Il villaggio di Tevekkeli, distante 20 km dalla città turca di Kahramanmaraş, è l’epicentro del terremoto definito “il disastro del secolo” che alle ore 4.17 del 6 febbraio 2023 ha colpito il sudest della Turchia e il nord della Siria. Il punto dove la terra ha cominciato a rompersi creando una faglia di quasi 300 chilometri.

Il sisma di magnitudo 7.8 sulla scala Richter ha causato, secondo i dati ufficiali dei governi turco e siriano, 58 mila vittime.
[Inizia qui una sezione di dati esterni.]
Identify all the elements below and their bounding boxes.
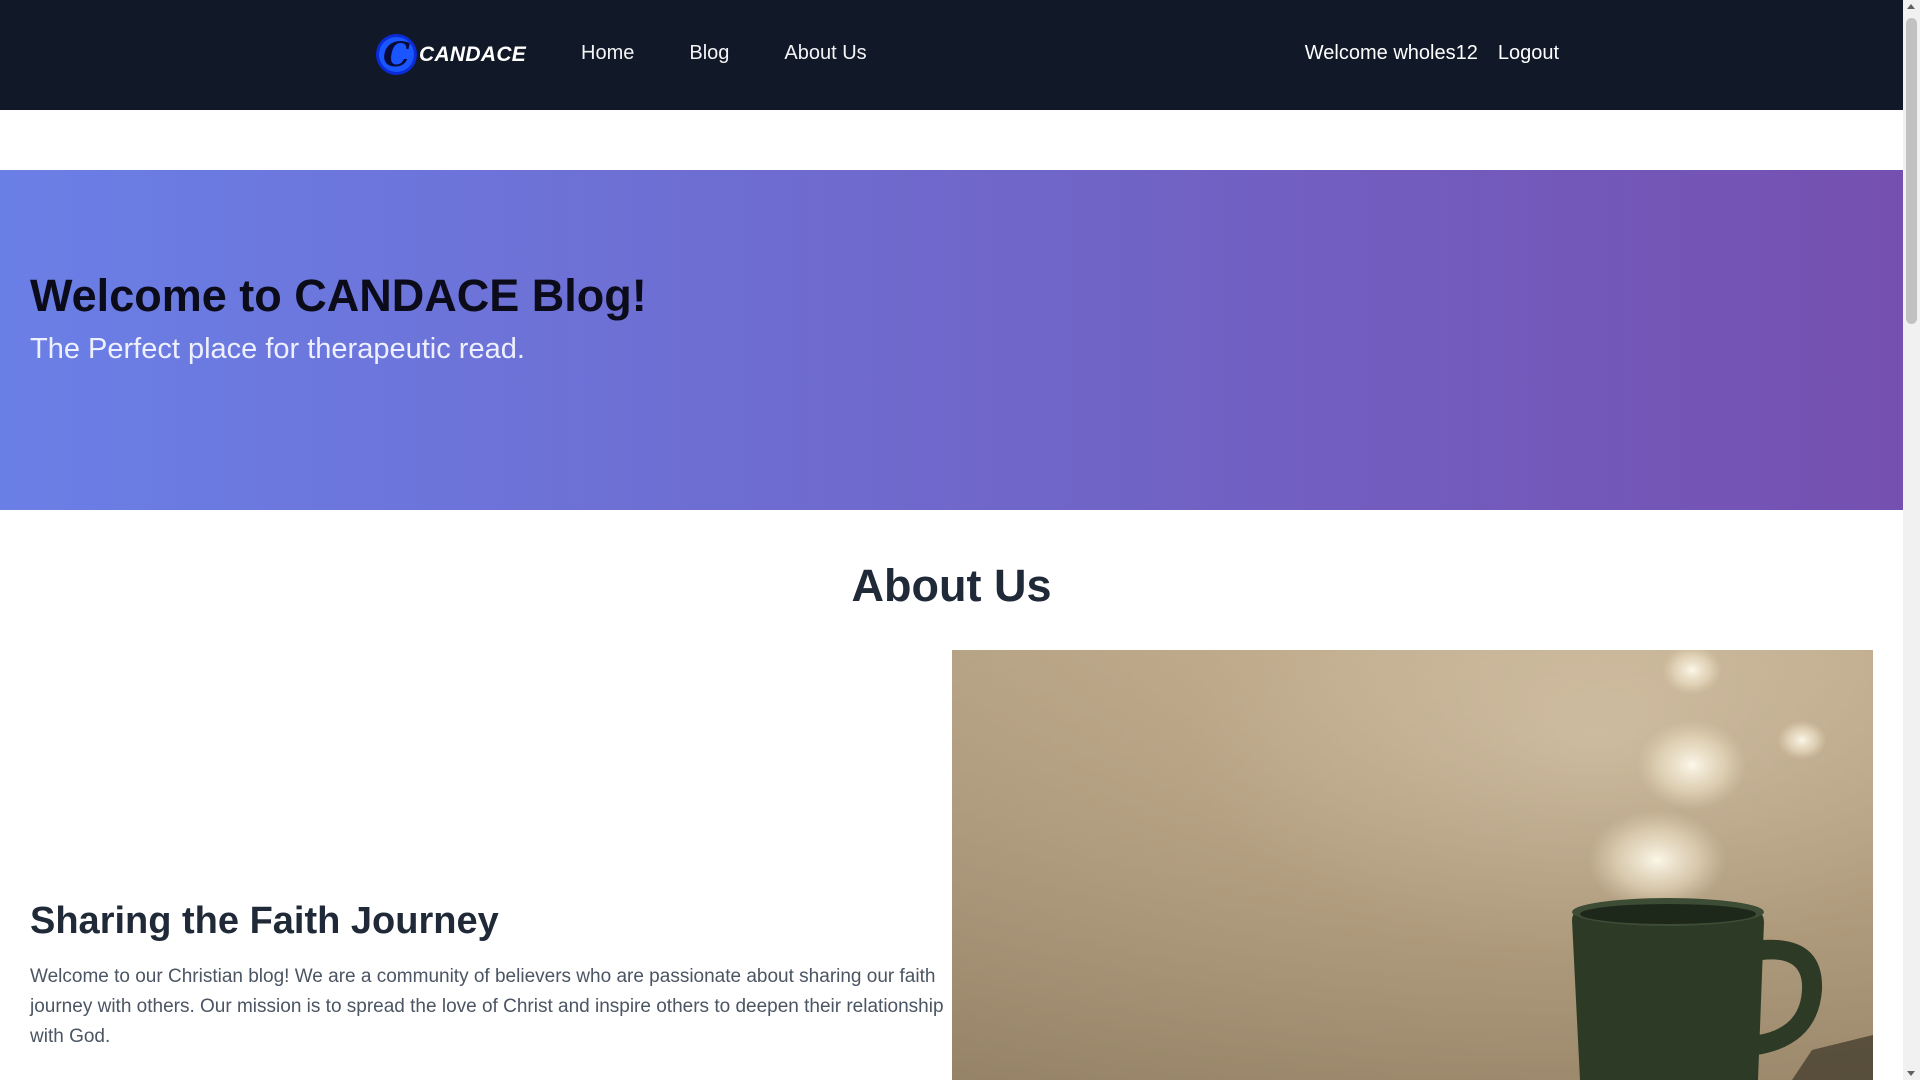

Il sisma ha lasciato senza casa 3,5 milioni di persone. A un anno dalla catastrofe, 691 mila vivono ancora dentro i container. Le 300 mila case promesse entro un anno dal governo turco in piena campagna elettorale 2023, in vista delle elezioni generali dello scorso maggio, sono un miraggio ancora lontano. Come lontane dalla realtà sono le 200 mila case promesse durante la corrente campagna elettorale per le amministrative che si terranno il prossimo 31 marzo. La realtà parla infatti di 7.275 nuove case consegnate durante l’anno e altre 9.289 consegnate dal presidente Erdoğan durante la cerimonia di commemorazione del primo anno dal sisma, proprio a Kahramanmaraş.

Quasi la metà delle vittime del terremoto in Turchia sono state registrate, secondo i dati ufficiali, nella zona di Antiochia (23.000). Non è la prima volta che l’antica città viene colpita e distrutta da un grande evento sismico. Avvenne nel 115, nel 525 e nel 1872. Il centro urbano risulta gravemente danneggiato; importanti edifici storici non saranno mai più come prima. Tra questi, la chiesa sede del Patriarcato Greco-Ortodosso di Antiochia e di tutto l’Oriente, e la moschea Habib’i Neccar.